Configuration suggestions for failover VM storage

We have a Dell server with 12x 6TB data drives (not SSD) configured with RAIDZ2 - We have used the storage mostly for NFS mount points (not VM’s, just a backup storage) but want to repurpose the storage to become a failover for our XCP VM storage (using the Continious Replication feature of XCP to replicate VM’s to the storage in the event of disaster). We will be using NFS with sync writes.

I’ve read a couple of articles / forums posts and it appears that our best solution here is:

  1. As the storage itself is not SSD and our primary connection will be NFS with sync writes, we should get SLOG devices along with a ZIL to improve performance - the SLOG device needs to be as fast as possible and considering the Intel Optane NVME
  2. We need to change from RAIDz2 to mirror as this will give better performance

Some questions, if the SLOG is NVME, should I try and get a NVME zil as well? I see the SLOG device should be 16GB over provisioned (Intel Optane has 16GB drives which I assume would be suffice). What size should the ZIL be?
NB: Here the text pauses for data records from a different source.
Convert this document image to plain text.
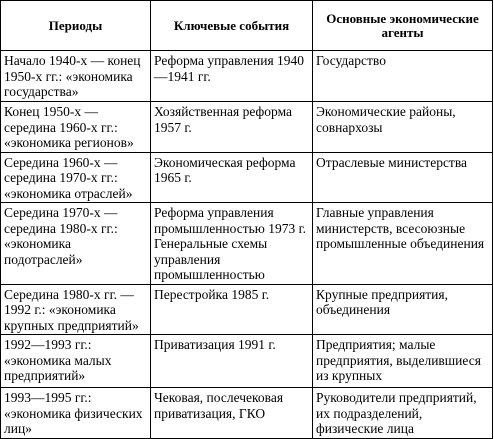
Периоды	Ключевые события	Основные экономические агенты
Начало 1940-х — конец 1950-х гг.: «экономика государства»	Реформа управления 1940—1941 гг.	Государство
Конец 1950-х — середина 1960-х гг.: «экономика регионов»	Хозяйственная реформа 1957 г.	Экономические районы, совнархозы
Середина 1960-х — середина 1970-х гг.: «экономика отраслей»	Экономическая реформа 1965 г.	Отраслевые министерства
Середина 1970-х — середина 1980-х гг.: «экономика подотраслей»	Реформа управления промышленностью 1973 г. Генеральные схемы управления промышленностью	Главные управления министерств, всесоюзные промышленные объединения
Середина 1980-х гг. — 1992 г.: «экономика крупных предприятий»	Перестройка 1985 г.	Крупные предприятия, объединения
1992—1993 гг.: «экономика малых предприятий»	Приватизация 1991 г.	Предприятия; малые предприятия, выделившиеся из крупных
1993—1995 гг.: «экономика физических лиц»	Чековая, послечековая приватизация, ГКО	Руководители предприятий, их подразделений, физические лица
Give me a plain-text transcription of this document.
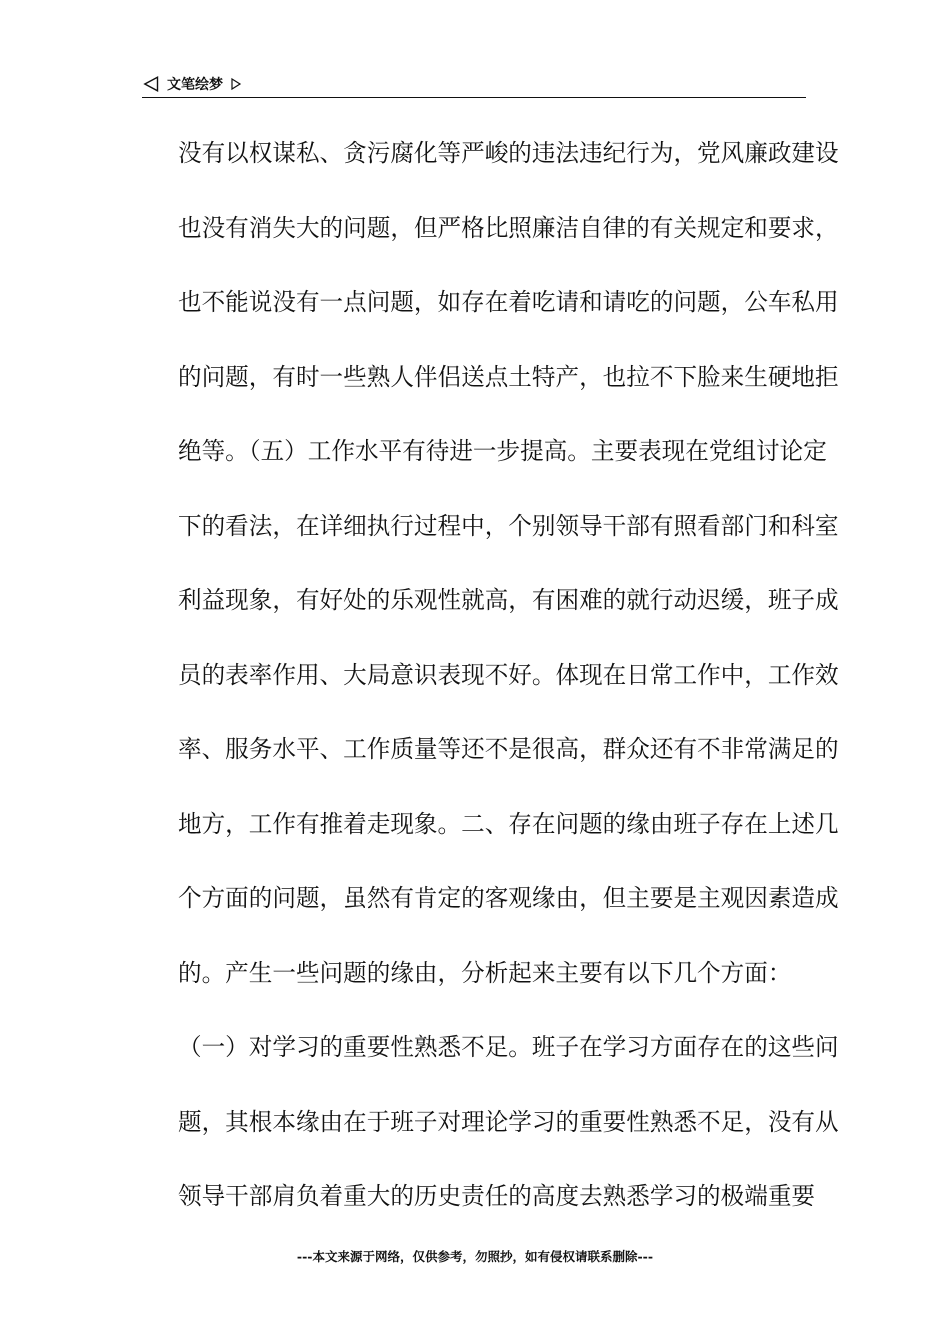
文笔绘梦
没有以权谋私、贪污腐化等严峻的违法违纪行为，党风廉政建设
也没有消失大的问题，但严格比照廉洁自律的有关规定和要求，
也不能说没有一点问题，如存在着吃请和请吃的问题，公车私用
的问题，有时一些熟人伴侣送点土特产，也拉不下脸来生硬地拒
绝等。（五）工作水平有待进一步提高。主要表现在党组讨论定
下的看法，在详细执行过程中，个别领导干部有照看部门和科室
利益现象，有好处的乐观性就高，有困难的就行动迟缓，班子成
员的表率作用、大局意识表现不好。体现在日常工作中，工作效
率、服务水平、工作质量等还不是很高，群众还有不非常满足的
地方，工作有推着走现象。二、存在问题的缘由班子存在上述几
个方面的问题，虽然有肯定的客观缘由，但主要是主观因素造成
的。产生一些问题的缘由，分析起来主要有以下几个方面：
（一）对学习的重要性熟悉不足。班子在学习方面存在的这些问
题，其根本缘由在于班子对理论学习的重要性熟悉不足，没有从
领导干部肩负着重大的历史责任的高度去熟悉学习的极端重要
---本文来源于网络，仅供参考，勿照抄，如有侵权请联系删除---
Are there any other recommendations you would make? As mentioned it is for failover environment which we know will be slower than the primary in production VM’s.

Any other suggestions would greatly be appreciated

You’re confusing some things here.
To Quote from the Truenas Documentation:

By default, the short-term ZIL storage exists on the same hard disks as the long-term pool storage at the expense of all data being written to disk twice: once to the short-term ZIL and again across the long-term pool.
Because each disk can only perform one operation at a time, the performance penalty of this duplicated effort can be alleviated by sending the ZIL writes to a separate ZFS intent log or SLOG, or simply log. While using a spinning hard disk as SLOG yields performance benefits by reducing the duplicate writes to the same disks, it is a poor use of a hard drive given the small size but high frequency of the incoming data.

So the NVME ZIL you want to add is the SLOG…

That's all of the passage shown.